Wednesday, April 1, 2020

Location, Location, Location

Today's post comes from everyone's favorite field correspondent, Shu.  Click the pic to enbiggen.


Somebody just didn't think this through.

Wednesday, March 25, 2020

Strawberry Or Cherry?

When I was checking in to the hotel on a recent trip, I saw this.  Click to enbiggen.


Do you see it?  Under the toiletries heading?  Let me zoom in on that for you:


Someone mistook "twizzer" (which isn't a word) for tweezers.  And it's been on display since.  All for me.

Wednesday, March 18, 2020

Elegant and Free

I was browsing for a new watch face when I found this option.  Click the picture to enbiggen.


Now, I'm no expert but I never would have thought that could be elegant and certainly not free.

Wednesday, March 11, 2020

TripAdvisor 5-Stars

Sorry that it's been a while.  You know, life.

In any case, today's post comes from the ever brilliant Outlaw.


He writes:

Morgan, I've got a few questions about your "motel"... 
- So... where do you check in? For that matter, I'm curious to know if I'll be allowed to check out.
- Is this one of those motels where each room has a specific theme? Mechanic, auto garage or 80's horror movie perhaps? 
- What's with the windows? Perhaps it's just the angle, but each one looks like a different size.
- This building sits, literally, ten feet from the road... what about parking? Silly me, just pull into your personal garage space. 
- is the "shower" more like a car wash bay, or do you just have to stand under the pipe sticking out the side of the building where it says "shower" and let the rest of small town Hooterville see you as nature intended?
- Does this place have wifi, or at least AM radio?
- Will complimentary breakfast be served on a hubcap, or in a basket with a bottle of lotion?

I'm not entirely impressed with Morgan's Motel. I mean, at least Motel 6 has a slogan stating that they'll keep the light on for ya. Morgan's doesn't even have a light. At least invest in a neon that says "Die Here" or something. You're not selling me. You may want to go with a more multifaceted approach like "Morgan's Outdoor Shower, Tire Salon and Dungeon". Hard pass from me, sir.

Wednesday, February 12, 2020

Not Creepy If You Don't Think About It Too Much

BeerGirl and I went on a trip last month and the hotel generously offered these waters for the modest cost of $5.00.  That's not the reason this is here.  Click the picture to enbiggen.

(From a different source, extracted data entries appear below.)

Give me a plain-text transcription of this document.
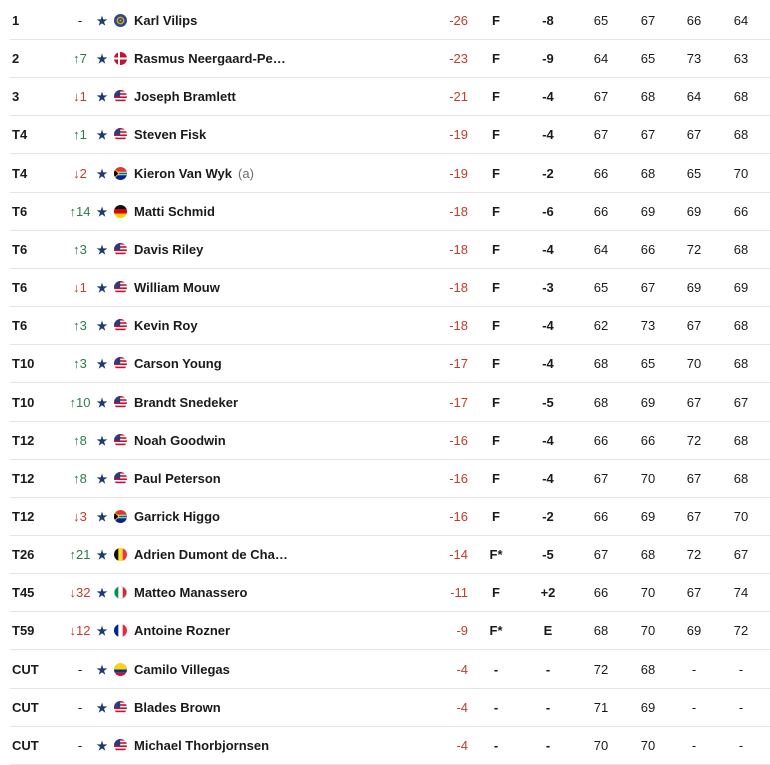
1	-	★ Karl Vilips	-26	F	-8	65	67	66	64
2	↑7 ★ Rasmus Neergaard-Pe…	-23	F	-9	64	65	73	63
3	↓1 ★ Joseph Bramlett	-21	F	-4	67	68	64	68
T4	↑1 ★ Steven Fisk	-19	F	-4	67	67	67	68
T4	↓2 ★ Kieron Van Wyk (a)	-19	F	-2	66	68	65	70
T6	↑14 ★ Matti Schmid	-18	F	-6	66	69	69	66
T6	↑3 ★ Davis Riley	-18	F	-4	64	66	72	68
T6	↓1 ★ William Mouw	-18	F	-3	65	67	69	69
T6	↑3 ★ Kevin Roy	-18	F	-4	62	73	67	68
T10	↑3 ★ Carson Young	-17	F	-4	68	65	70	68
T10	↑10 ★ Brandt Snedeker	-17	F	-5	68	69	67	67
T12	↑8 ★ Noah Goodwin	-16	F	-4	66	66	72	68
T12	↑8 ★ Paul Peterson	-16	F	-4	67	70	67	68
T12	↓3 ★ Garrick Higgo	-16	F	-2	66	69	67	70
T26	↑21 ★ Adrien Dumont de Cha…	-14	F*	-5	67	68	72	67
T45	↓32 ★ Matteo Manassero	-11	F	+2	66	70	67	74
T59	↓12 ★ Antoine Rozner	-9	F*	E	68	70	69	72
CUT	-	★ Camilo Villegas	-4	-	-	72	68	-	-
CUT	-	★ Blades Brown	-4	-	-	71	69	-	-
CUT	-	★ Michael Thorbjornsen	-4	-	-	70	70	-	-
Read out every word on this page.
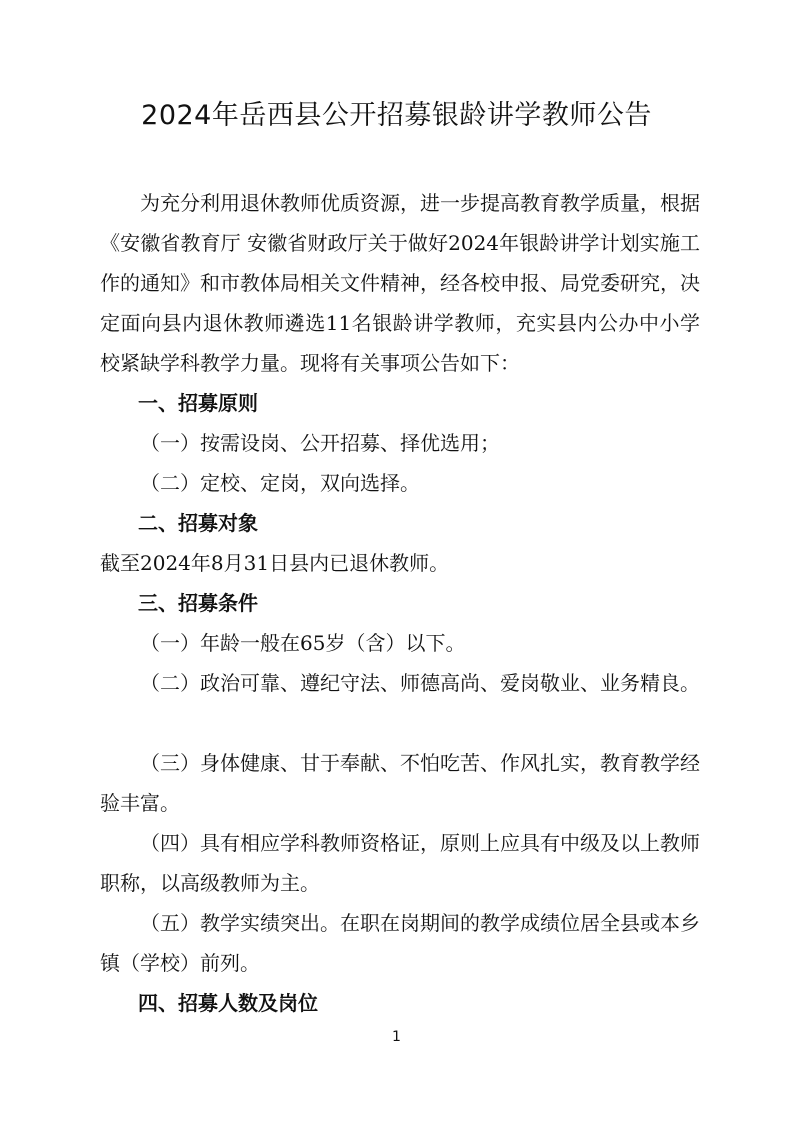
2024年岳西县公开招募银龄讲学教师公告

为充分利用退休教师优质资源，进一步提高教育教学质量，根据《安徽省教育厅 安徽省财政厅关于做好2024年银龄讲学计划实施工作的通知》和市教体局相关文件精神，经各校申报、局党委研究，决定面向县内退休教师遴选11名银龄讲学教师，充实县内公办中小学校紧缺学科教学力量。现将有关事项公告如下：

一、招募原则

（一）按需设岗、公开招募、择优选用；

（二）定校、定岗，双向选择。

二、招募对象

截至2024年8月31日县内已退休教师。

三、招募条件

（一）年龄一般在65岁（含）以下。

（二）政治可靠、遵纪守法、师德高尚、爱岗敬业、业务精良。

（三）身体健康、甘于奉献、不怕吃苦、作风扎实，教育教学经验丰富。

（四）具有相应学科教师资格证，原则上应具有中级及以上教师职称，以高级教师为主。

（五）教学实绩突出。在职在岗期间的教学成绩位居全县或本乡镇（学校）前列。

四、招募人数及岗位
1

Right next to that $5.00 is the line "A charge will be added to you account upon consumption".  UPON CONSUMPTION.  How do they know?  Cameras?  Fluid sensing bottle?  Spy ghosts?  However it is determined, as soon as you finish that bottle of water, BAM, $5.00 added to you bill.

Wednesday, January 1, 2020

Then It Must Be A Jar!

I saw this a couple weeks ago in one of the parking garages.


Now, I'm no architect nor carpenter but this here portal has hinges, a handle and even a closer so it's a good thing this is labeled as I would have been sure it is a door.